If others like it, that's great. If it doesn't get any attention, then it's OK, because I wrote that tool to fill my needs first.


The article wasn't saying "do what makes you happy". It was saying "if you do this you will not be happy". If I end up happy you don't get to loop back and go "Well that was the goal! You agree with me!". The author also forgets that the author is their own audience. That audience is what one imagines others might be. The pursuit of that audience's approval is valuable.

>A coherent README.MD, nice documentation and good written code is what I aspire to do, and I do it for myself first.

Did you conjure the definition of "nice" and "good" in this context from thin air? No. You defined good by what others told you was good. You're working for an audience. You're disagreeing with the article without knowing it.


> The article wasn't saying "do what makes you happy"

I disagree. Quoting the blog post itself:

    so stop optimizing for a non-existent audience and instead focus on what makes you enjoy the activity.
"Focus on what makes you enjoy the activity" means "do what makes you happy" in my parlance.

> Did you conjure the definition of "nice" and "good" in this context from thin air? No. You defined good by what others told you was good.

Absolutely no. I was always interested in visual design and set out to replicate what I saw and liked. I don't cater to anyone. My blog posts, coding style, and other things got negative comments, and I took note of them and thought about them, but I didn't agree with all of them, either. I only compete with myself and sharpen my axen the way I like. I'm chopping my own wood, so I don't need to optimize anything for others' wood.

In other areas of life, I have always chosen what to do, listen, watch and like. I don't yearn to fit in. In fact, I spent at least half of my life in a pretty opposite state.


I only half-disagree.

I also get a big kick out of sharing my work with the world. But I think it's quite easy to lose yourself in it. Whether you're conscious of it or not, you start optimizing for what you think the audience wants, and not what you want (which is what the article is getting at I suppose).

So, I make a conscious effort to work on projects that are "just for me" from time to time, and I try to make that decision up-front.

I think I get the most out of my "for the world" projects overall - it's where I really push myself, like you describe - even though they're "leisure activities". But I still need the just-for-me projects to stay sane.

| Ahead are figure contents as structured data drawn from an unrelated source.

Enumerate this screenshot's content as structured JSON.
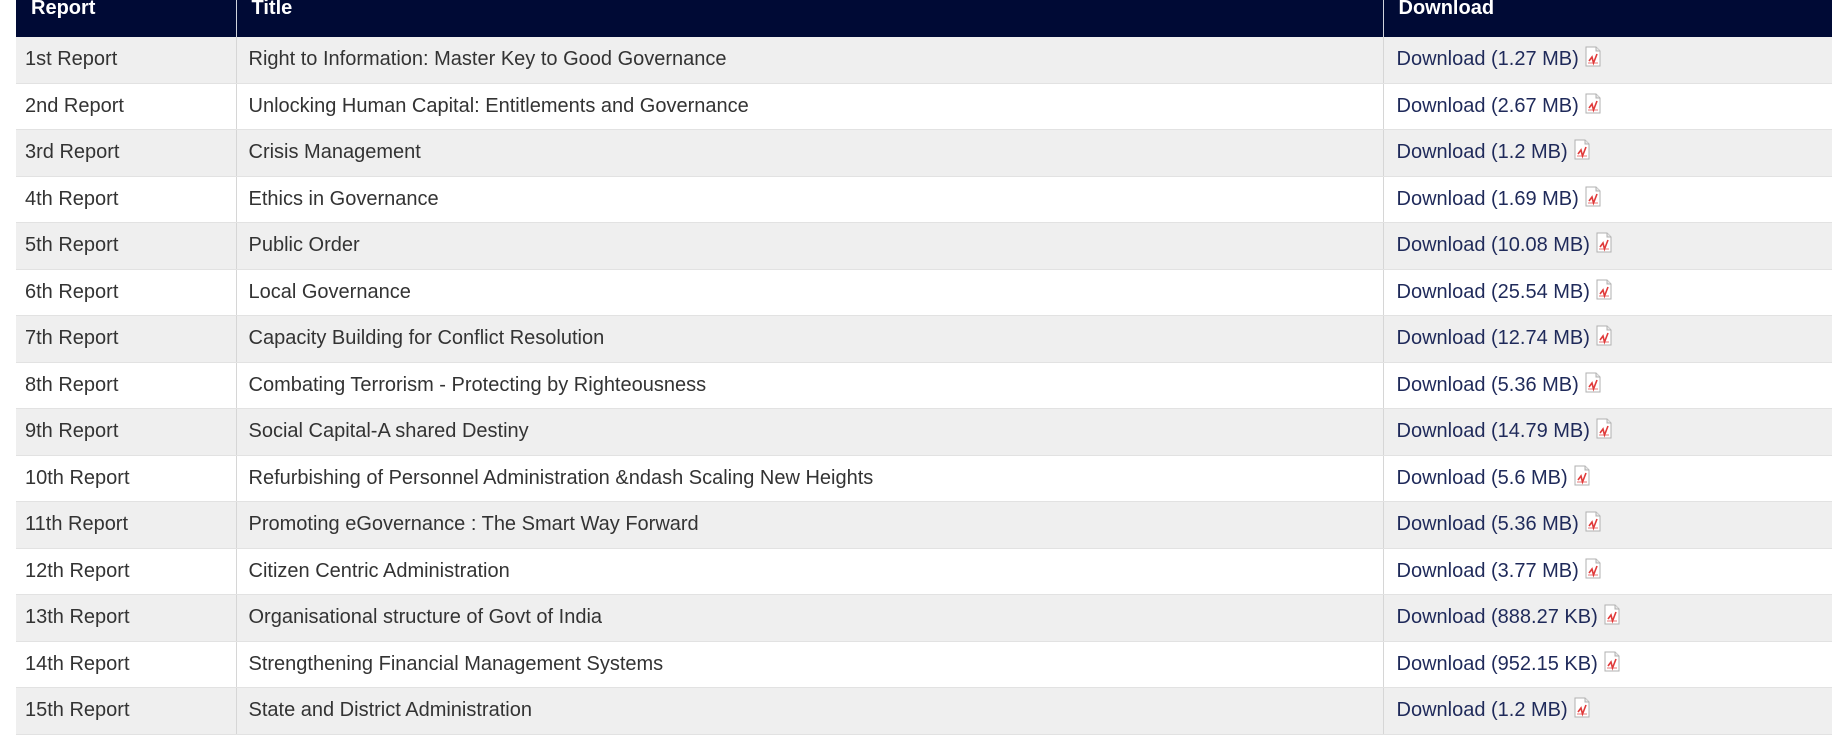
{
  "table": {
    "headers": {
      "report": "Report",
      "title": "Title",
      "download": "Download"
    },
    "download_label": "Download",
    "rows": [
      {
        "report": "1st Report",
        "title": "Right to Information: Master Key to Good Governance",
        "download": "Download (1.27 MB)"
      },
      {
        "report": "2nd Report",
        "title": "Unlocking Human Capital: Entitlements and Governance",
        "download": "Download (2.67 MB)"
      },
      {
        "report": "3rd Report",
        "title": "Crisis Management",
        "download": "Download (1.2 MB)"
      },
      {
        "report": "4th Report",
        "title": "Ethics in Governance",
        "download": "Download (1.69 MB)"
      },
      {
        "report": "5th Report",
        "title": "Public Order",
        "download": "Download (10.08 MB)"
      },
      {
        "report": "6th Report",
        "title": "Local Governance",
        "download": "Download (25.54 MB)"
      },
      {
        "report": "7th Report",
        "title": "Capacity Building for Conflict Resolution",
        "download": "Download (12.74 MB)"
      },
      {
        "report": "8th Report",
        "title": "Combating Terrorism - Protecting by Righteousness",
        "download": "Download (5.36 MB)"
      },
      {
        "report": "9th Report",
        "title": "Social Capital-A shared Destiny",
        "download": "Download (14.79 MB)"
      },
      {
        "report": "10th Report",
        "title": "Refurbishing of Personnel Administration &ndash Scaling New Heights",
        "download": "Download (5.6 MB)"
      },
      {
        "report": "11th Report",
        "title": "Promoting eGovernance : The Smart Way Forward",
        "download": "Download (5.36 MB)"
      },
      {
        "report": "12th Report",
        "title": "Citizen Centric Administration",
        "download": "Download (3.77 MB)"
      },
      {
        "report": "13th Report",
        "title": "Organisational structure of Govt of India",
        "download": "Download (888.27 KB)"
      },
      {
        "report": "14th Report",
        "title": "Strengthening Financial Management Systems",
        "download": "Download (952.15 KB)"
      },
      {
        "report": "15th Report",
        "title": "State and District Administration",
        "download": "Download (1.2 MB)"
      }
    ]
  },
  "icons": {
    "pdf": "pdf-file-icon"
  },
  "colors": {
    "header_bg": "#000a35",
    "row_alt": "#efefef",
    "link": "#1f2a5a",
    "pdf_red": "#e03a3a"
  }
}
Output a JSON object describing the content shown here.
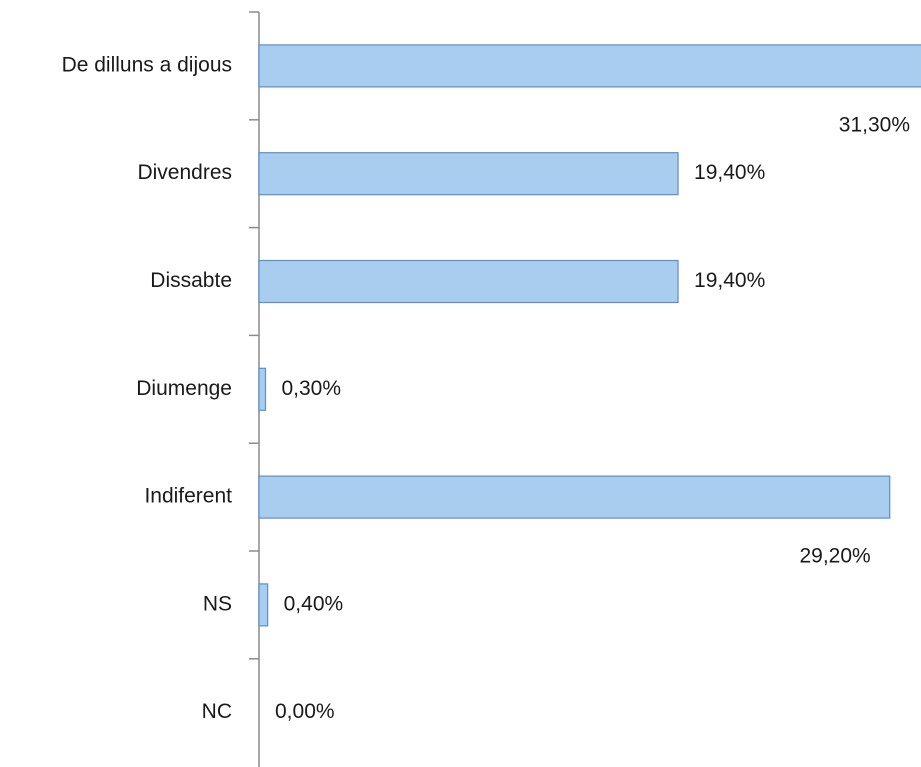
{
  "chart_data": {
    "type": "bar",
    "orientation": "horizontal",
    "categories": [
      "De dilluns a dijous",
      "Divendres",
      "Dissabte",
      "Diumenge",
      "Indiferent",
      "NS",
      "NC"
    ],
    "values": [
      31.3,
      19.4,
      19.4,
      0.3,
      29.2,
      0.4,
      0.0
    ],
    "value_labels": [
      "31,30%",
      "19,40%",
      "19,40%",
      "0,30%",
      "29,20%",
      "0,40%",
      "0,00%"
    ],
    "color": "#a9cdef"
  }
}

Yeah. I've been a lone programmer for a long time. It's very difficult to maintain focus and motivation. Sometimes it feels like it doesn't matter and that there's just no point to it all.

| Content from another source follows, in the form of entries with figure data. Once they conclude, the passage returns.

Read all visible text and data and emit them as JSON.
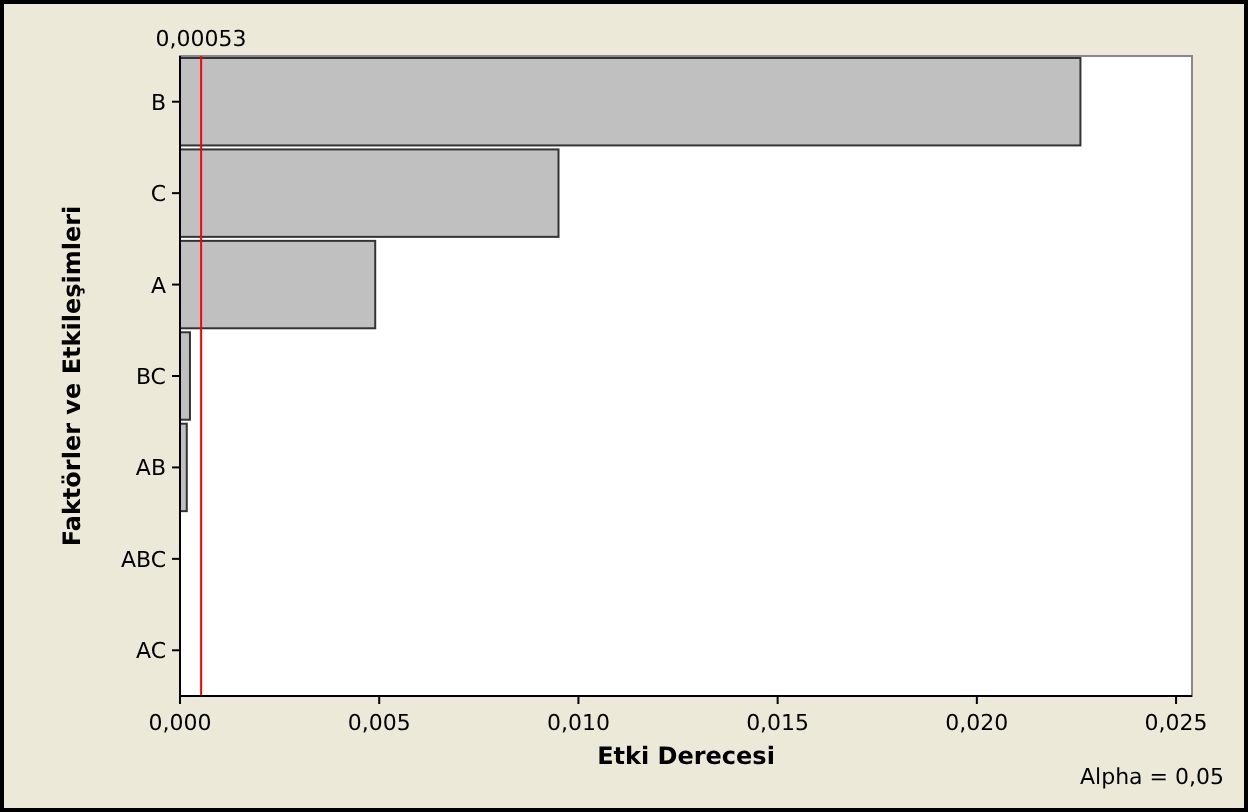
{
  "chart_data": {
    "type": "bar",
    "orientation": "horizontal",
    "xlabel": "Etki Derecesi",
    "ylabel": "Faktörler ve Etkileşimleri",
    "categories": [
      "B",
      "C",
      "A",
      "BC",
      "AB",
      "ABC",
      "AC"
    ],
    "values": [
      0.0226,
      0.0095,
      0.0049,
      0.00025,
      0.00017,
      0,
      0
    ],
    "color": "#c0c0c0",
    "xlim": [
      0,
      0.0254
    ],
    "xticks": [
      {
        "value": 0,
        "label": "0,000"
      },
      {
        "value": 0.005,
        "label": "0,005"
      },
      {
        "value": 0.01,
        "label": "0,010"
      },
      {
        "value": 0.015,
        "label": "0,015"
      },
      {
        "value": 0.02,
        "label": "0,020"
      },
      {
        "value": 0.025,
        "label": "0,025"
      }
    ],
    "ref_lines": [
      {
        "axis": "x",
        "value": 0.00053,
        "label": "0,00053",
        "color": "#ff0000"
      }
    ],
    "annotations": [
      "Alpha = 0,05"
    ],
    "grid": false
  }
}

Yet people somehow find my work and tell me what they think of it. One day I came to HN and saw my project on the front page. At first I thought someone else had had the same idea as me. Then I started getting emails about it, about my website. Every time it happens it's incredibly motivating. It feels like I finally reached out to someone.

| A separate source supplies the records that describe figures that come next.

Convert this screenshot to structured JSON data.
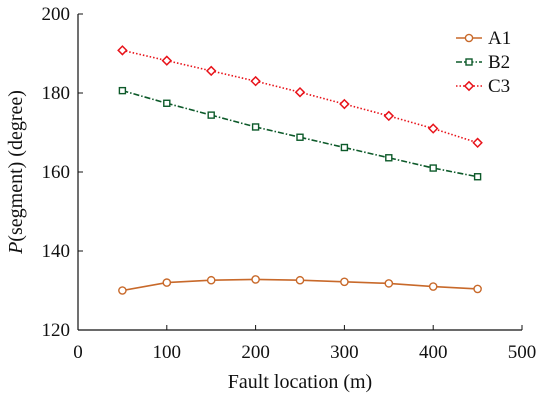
{
  "chart_data": {
    "type": "line",
    "xlabel": "Fault location (m)",
    "ylabel_italic": "P",
    "ylabel_rest": "(segment) (degree)",
    "xlim": [
      0,
      500
    ],
    "ylim": [
      120,
      200
    ],
    "xticks": [
      0,
      100,
      200,
      300,
      400,
      500
    ],
    "yticks": [
      120,
      140,
      160,
      180,
      200
    ],
    "grid": false,
    "legend_position": "top-right",
    "x": [
      50,
      100,
      150,
      200,
      250,
      300,
      350,
      400,
      450
    ],
    "series": [
      {
        "name": "A1",
        "color": "#c8692a",
        "line_style": "solid",
        "marker": "circle",
        "values": [
          130.0,
          132.0,
          132.6,
          132.8,
          132.6,
          132.2,
          131.8,
          131.0,
          130.4
        ]
      },
      {
        "name": "B2",
        "color": "#0d5a2a",
        "line_style": "dash-dot",
        "marker": "square",
        "values": [
          180.6,
          177.4,
          174.4,
          171.4,
          168.8,
          166.2,
          163.6,
          161.0,
          158.8
        ]
      },
      {
        "name": "C3",
        "color": "#e8131a",
        "line_style": "dotted",
        "marker": "diamond",
        "values": [
          190.8,
          188.2,
          185.6,
          183.0,
          180.2,
          177.2,
          174.2,
          171.0,
          167.4
        ]
      }
    ]
  }
}
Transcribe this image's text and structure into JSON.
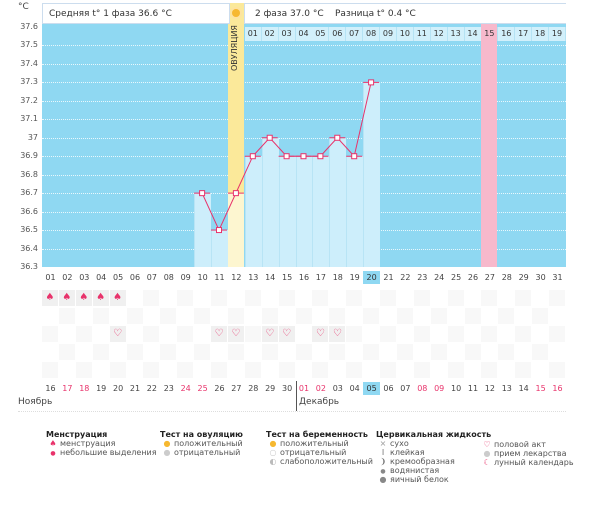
{
  "header": {
    "unit": "°C",
    "phase1": "Средняя t° 1 фаза 36.6 °C",
    "phase2": "2 фаза 37.0 °C",
    "diff": "Разница t° 0.4 °C",
    "ovulation": "ОВУЛЯЦИЯ"
  },
  "colors": {
    "background": "#8fd8f2",
    "bar": "#cdeefb",
    "line": "#e8336b",
    "ovulation": "#fbe99a",
    "highlight": "#f7b9cc"
  },
  "chart_data": {
    "type": "line",
    "ylim": [
      36.3,
      37.6
    ],
    "yticks": [
      "37.6",
      "37.5",
      "37.4",
      "37.3",
      "37.2",
      "37.1",
      "37",
      "36.9",
      "36.8",
      "36.7",
      "36.6",
      "36.5",
      "36.4",
      "36.3"
    ],
    "x": [
      10,
      11,
      12,
      13,
      14,
      15,
      16,
      17,
      18,
      19,
      20
    ],
    "values": [
      36.7,
      36.5,
      36.7,
      36.9,
      37.0,
      36.9,
      36.9,
      36.9,
      37.0,
      36.9,
      37.3
    ],
    "ovulation_day": 12,
    "highlight_day": 27,
    "selected_day": 20
  },
  "cycle_days": [
    "01",
    "02",
    "03",
    "04",
    "05",
    "06",
    "07",
    "08",
    "09",
    "10",
    "11",
    "12",
    "13",
    "14",
    "15",
    "16",
    "17",
    "18",
    "19",
    "20",
    "21",
    "22",
    "23",
    "24",
    "25",
    "26",
    "27",
    "28",
    "29",
    "30",
    "31"
  ],
  "post_ovulation_days": [
    "01",
    "02",
    "03",
    "04",
    "05",
    "06",
    "07",
    "08",
    "09",
    "10",
    "11",
    "12",
    "13",
    "14",
    "15",
    "16",
    "17",
    "18",
    "19"
  ],
  "dates": [
    "16",
    "17",
    "18",
    "19",
    "20",
    "21",
    "22",
    "23",
    "24",
    "25",
    "26",
    "27",
    "28",
    "29",
    "30",
    "01",
    "02",
    "03",
    "04",
    "05",
    "06",
    "07",
    "08",
    "09",
    "10",
    "11",
    "12",
    "13",
    "14",
    "15",
    "16"
  ],
  "weekend_dates": [
    1,
    2,
    8,
    9,
    15,
    16,
    22,
    23,
    29,
    30
  ],
  "months": [
    "Ноябрь",
    "Декабрь"
  ],
  "menstruation_days": [
    1,
    2,
    3,
    4,
    5
  ],
  "intercourse_days": [
    5,
    11,
    12,
    14,
    15,
    17,
    18
  ],
  "legend": {
    "menstruation": {
      "title": "Менструация",
      "items": [
        "менструация",
        "небольшие выделения"
      ]
    },
    "ovulation_test": {
      "title": "Тест на овуляцию",
      "items": [
        "положительный",
        "отрицательный"
      ]
    },
    "pregnancy_test": {
      "title": "Тест на беременность",
      "items": [
        "положительный",
        "отрицательный",
        "слабоположительный"
      ]
    },
    "cervical": {
      "title": "Цервикальная жидкость",
      "items": [
        "сухо",
        "клейкая",
        "кремообразная",
        "водянистая",
        "яичный белок"
      ]
    },
    "other": {
      "items": [
        "половой акт",
        "прием лекарства",
        "лунный календарь"
      ]
    }
  }
}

Making things just for yourself and your own enjoyment can be a very lonely activity and you might find yourself with some kind of audience anyway even without trying. That experience can change everything.


Apparently you skipped that one: "Advice for myself around leisure activities."


depends on the project for me, but I'm totally with you

there's the things I do for me, because i would like for them to exist and have fun making it. But for anything that's not exactly that, having someone else care is extremely motivating


I was going to say something similar, but the blog is tagged with something like 'notes for myself' which is fair.

I do enjoy writing and editing.


Imagine you made a mug and nobody used it. That’s a bummer. Imagine you wrote a novel but can’t find anyone to read it. That’s a bummer too.

Art is there to create experiences for people. If somebody writes a novel in the woods, but nobody is there to read it, does it really make sound?


The advise is don't write a novel if you're motivated by the possibility of monetizing it, because nobody will probably read it. That's all.


Imagine you made a mug and wrote a novel! Not a bummer at all.


This frivolous article is not fodder for "hard disagree"-ment.